一方、ニューヨーク市は「Open Restaurants program」を立ち上げ、歩道や車道など公共の路面を使用しての(路面にテーブルを設置するなどの)営業を許可しており、一定の通路の確保などについてガイドラインを示している。路面店が立ち並び、狭くなった道路を人々や車が行き交う光景は、この夏の風物詩とも感じられた。他方で、一定の制限下における店側の工夫も注目に値する。例えば、人同士の接触を最小限にすべく紙のメニューを廃止し、QRコード読み取り式のメニューを導入する店舗が急増し、すでに定着化している。また、多少の雨風にも負けない立派なテントや雰囲気を醸す照明、観葉植物、扇風機等の設置に至るまで、屋外空間を快適にする様々な工夫が見られる。夏の晴れた夕方に訪れると解放感にあふれ、屋外での飲食も決して悪くないというのが実感である。ただし、広い屋外スペースの確保や、従来の密集したテーブル配置が困難であることなどから、多くの店舗が苦戦を強いられているのが現状で、「ニューヨーク州レストラン連盟」が実施した調査によると、ニューヨーク市内2万7,000強ある店舗の80%が7月の家賃を完全に支払うことができなかった。また、連盟に加盟する州内1,042店舗の64%が、経済的援助を受けられなければ年末までに閉店する見込みがあると回答した。

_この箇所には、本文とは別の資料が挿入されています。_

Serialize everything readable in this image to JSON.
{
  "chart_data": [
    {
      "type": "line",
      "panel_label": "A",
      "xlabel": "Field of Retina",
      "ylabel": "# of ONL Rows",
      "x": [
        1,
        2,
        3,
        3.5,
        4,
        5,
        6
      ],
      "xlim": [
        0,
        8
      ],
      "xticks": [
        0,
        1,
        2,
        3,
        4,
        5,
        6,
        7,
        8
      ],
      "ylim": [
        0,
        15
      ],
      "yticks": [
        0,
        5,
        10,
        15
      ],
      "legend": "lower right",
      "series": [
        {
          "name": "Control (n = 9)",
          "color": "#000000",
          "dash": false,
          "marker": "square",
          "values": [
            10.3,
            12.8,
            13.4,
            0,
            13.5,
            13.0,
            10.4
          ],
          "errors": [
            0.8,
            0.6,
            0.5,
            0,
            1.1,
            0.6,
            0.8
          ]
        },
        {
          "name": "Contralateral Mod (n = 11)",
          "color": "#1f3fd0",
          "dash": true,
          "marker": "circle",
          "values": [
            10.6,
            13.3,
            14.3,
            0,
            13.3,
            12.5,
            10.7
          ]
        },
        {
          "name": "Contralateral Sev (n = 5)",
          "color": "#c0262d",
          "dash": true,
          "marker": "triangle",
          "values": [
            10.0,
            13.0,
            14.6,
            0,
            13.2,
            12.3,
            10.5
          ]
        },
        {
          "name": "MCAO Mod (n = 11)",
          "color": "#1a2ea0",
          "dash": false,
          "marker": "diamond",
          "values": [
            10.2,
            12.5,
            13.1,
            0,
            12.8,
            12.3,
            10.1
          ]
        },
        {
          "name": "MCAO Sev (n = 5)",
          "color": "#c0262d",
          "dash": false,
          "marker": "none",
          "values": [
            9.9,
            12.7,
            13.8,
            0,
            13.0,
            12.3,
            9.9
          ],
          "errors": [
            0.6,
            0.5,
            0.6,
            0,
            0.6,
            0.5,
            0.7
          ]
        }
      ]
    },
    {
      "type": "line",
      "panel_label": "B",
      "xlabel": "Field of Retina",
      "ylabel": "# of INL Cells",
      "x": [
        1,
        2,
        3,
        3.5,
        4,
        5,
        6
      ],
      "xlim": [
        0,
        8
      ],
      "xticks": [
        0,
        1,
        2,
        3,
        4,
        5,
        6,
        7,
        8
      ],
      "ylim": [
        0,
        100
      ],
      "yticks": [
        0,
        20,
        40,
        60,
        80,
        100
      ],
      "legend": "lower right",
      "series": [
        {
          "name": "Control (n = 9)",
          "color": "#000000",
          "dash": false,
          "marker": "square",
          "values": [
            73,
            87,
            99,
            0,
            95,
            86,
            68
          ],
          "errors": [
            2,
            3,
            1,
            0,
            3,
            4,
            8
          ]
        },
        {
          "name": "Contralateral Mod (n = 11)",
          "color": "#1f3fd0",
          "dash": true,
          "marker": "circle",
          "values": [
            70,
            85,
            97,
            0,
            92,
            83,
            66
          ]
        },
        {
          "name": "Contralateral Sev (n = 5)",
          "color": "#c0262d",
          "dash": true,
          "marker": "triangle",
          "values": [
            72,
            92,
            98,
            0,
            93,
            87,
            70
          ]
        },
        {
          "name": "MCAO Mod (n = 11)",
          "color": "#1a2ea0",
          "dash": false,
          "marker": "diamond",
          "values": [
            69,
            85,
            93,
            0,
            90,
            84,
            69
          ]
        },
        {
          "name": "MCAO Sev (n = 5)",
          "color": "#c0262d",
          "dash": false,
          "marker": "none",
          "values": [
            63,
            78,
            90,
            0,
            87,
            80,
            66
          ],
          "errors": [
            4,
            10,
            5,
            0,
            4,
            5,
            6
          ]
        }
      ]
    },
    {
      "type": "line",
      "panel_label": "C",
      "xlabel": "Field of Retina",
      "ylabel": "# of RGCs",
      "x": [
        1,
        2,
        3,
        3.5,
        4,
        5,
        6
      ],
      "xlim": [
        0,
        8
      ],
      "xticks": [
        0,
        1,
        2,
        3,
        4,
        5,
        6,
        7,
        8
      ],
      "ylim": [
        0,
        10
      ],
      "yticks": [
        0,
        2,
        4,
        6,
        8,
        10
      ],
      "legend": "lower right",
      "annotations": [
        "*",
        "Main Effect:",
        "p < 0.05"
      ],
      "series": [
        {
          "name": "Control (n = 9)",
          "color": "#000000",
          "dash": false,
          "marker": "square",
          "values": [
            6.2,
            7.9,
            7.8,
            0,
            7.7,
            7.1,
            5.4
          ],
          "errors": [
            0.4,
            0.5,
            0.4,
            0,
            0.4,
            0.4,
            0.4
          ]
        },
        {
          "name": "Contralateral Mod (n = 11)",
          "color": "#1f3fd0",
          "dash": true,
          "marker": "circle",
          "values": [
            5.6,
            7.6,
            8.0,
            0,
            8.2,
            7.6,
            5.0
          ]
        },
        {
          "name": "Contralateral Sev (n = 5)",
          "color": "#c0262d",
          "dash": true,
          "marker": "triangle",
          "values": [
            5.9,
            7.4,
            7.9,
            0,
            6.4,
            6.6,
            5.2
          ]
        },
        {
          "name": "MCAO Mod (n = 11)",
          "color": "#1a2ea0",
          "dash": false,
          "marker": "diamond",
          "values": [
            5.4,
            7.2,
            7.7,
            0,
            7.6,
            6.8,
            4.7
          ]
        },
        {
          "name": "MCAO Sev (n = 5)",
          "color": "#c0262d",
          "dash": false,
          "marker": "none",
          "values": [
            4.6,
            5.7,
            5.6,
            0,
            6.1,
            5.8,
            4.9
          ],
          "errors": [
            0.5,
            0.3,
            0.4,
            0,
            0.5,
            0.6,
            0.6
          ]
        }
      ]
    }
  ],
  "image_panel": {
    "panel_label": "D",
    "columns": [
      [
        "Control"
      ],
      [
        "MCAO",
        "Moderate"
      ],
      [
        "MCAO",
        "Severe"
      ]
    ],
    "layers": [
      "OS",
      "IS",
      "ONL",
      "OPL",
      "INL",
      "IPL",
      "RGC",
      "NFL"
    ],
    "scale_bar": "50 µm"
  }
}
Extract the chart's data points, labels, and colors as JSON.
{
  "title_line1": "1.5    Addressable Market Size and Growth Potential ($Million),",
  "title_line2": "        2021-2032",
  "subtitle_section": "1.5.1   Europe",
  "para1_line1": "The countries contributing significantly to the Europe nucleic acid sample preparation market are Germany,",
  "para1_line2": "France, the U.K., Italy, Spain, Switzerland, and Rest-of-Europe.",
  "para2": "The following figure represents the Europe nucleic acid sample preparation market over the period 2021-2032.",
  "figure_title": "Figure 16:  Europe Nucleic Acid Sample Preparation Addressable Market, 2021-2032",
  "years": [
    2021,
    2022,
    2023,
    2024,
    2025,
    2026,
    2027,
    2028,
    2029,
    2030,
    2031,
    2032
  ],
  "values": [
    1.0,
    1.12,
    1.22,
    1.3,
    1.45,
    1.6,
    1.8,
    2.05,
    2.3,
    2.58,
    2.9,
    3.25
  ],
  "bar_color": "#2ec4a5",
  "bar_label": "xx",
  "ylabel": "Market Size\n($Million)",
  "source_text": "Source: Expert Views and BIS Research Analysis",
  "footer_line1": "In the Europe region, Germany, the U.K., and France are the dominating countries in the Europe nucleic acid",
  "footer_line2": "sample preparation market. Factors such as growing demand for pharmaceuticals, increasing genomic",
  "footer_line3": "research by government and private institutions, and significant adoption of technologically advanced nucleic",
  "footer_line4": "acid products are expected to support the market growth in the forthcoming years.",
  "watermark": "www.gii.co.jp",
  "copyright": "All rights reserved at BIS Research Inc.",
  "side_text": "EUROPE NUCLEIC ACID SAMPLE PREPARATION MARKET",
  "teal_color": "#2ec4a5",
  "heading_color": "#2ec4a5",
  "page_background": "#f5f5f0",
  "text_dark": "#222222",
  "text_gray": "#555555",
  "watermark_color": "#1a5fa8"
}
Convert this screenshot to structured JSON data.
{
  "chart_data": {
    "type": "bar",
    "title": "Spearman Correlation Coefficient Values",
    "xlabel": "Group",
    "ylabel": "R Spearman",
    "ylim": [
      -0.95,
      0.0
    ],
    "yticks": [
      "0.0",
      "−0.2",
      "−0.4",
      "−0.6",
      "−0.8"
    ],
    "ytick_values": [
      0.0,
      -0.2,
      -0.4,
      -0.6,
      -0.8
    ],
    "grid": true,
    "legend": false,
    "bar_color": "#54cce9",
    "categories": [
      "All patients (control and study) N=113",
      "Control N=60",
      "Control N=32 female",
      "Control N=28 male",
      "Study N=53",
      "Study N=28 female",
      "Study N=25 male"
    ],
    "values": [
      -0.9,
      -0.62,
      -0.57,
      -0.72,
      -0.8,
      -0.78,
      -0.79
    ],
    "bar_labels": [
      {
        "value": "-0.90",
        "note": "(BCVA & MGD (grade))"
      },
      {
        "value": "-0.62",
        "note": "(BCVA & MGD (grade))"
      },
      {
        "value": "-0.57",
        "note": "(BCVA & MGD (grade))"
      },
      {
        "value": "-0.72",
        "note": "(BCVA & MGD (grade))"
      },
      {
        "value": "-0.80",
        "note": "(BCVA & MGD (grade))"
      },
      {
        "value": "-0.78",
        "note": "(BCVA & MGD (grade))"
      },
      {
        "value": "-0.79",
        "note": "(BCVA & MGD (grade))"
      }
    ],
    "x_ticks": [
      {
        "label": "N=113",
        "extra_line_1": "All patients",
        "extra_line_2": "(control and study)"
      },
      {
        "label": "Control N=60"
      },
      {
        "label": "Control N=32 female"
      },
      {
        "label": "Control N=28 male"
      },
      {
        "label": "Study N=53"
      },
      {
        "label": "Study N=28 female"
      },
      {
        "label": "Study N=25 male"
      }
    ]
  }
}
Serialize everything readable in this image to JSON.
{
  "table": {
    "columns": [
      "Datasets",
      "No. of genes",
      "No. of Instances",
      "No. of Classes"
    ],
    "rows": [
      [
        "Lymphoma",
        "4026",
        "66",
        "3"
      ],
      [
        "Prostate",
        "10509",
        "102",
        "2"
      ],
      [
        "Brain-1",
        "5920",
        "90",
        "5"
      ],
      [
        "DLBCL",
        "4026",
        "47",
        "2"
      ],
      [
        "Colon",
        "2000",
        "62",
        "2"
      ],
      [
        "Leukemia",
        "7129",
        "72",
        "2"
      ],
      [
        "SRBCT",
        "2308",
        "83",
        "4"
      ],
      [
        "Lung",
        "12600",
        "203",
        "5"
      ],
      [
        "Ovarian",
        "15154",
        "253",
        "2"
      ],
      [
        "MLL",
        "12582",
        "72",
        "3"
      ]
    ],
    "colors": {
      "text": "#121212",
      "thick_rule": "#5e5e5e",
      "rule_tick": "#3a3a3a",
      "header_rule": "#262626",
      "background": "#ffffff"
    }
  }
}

ニューヨークの短い夏が終わり、秋に差し掛かった9月9日、州知事は市の飲食店に対し、9月30日をもって屋内営業を収容人数の25%を限度に許可することをついに発表した。客には入店前の体温測定や連絡先の提出などが義務付けられる。屋内営業が解禁されれば感染拡大リスクは当然高まる可能性がある。感染爆発を乗り越え、いまだ第2波の到来を見ていないニューヨークにおいて、ニューヨーク市の屋内営業の再開がいかなる影響を及ぼすのか。客としては待望の屋内営業に期待が高まる傍ら、不安もぬぐえないのが現状である。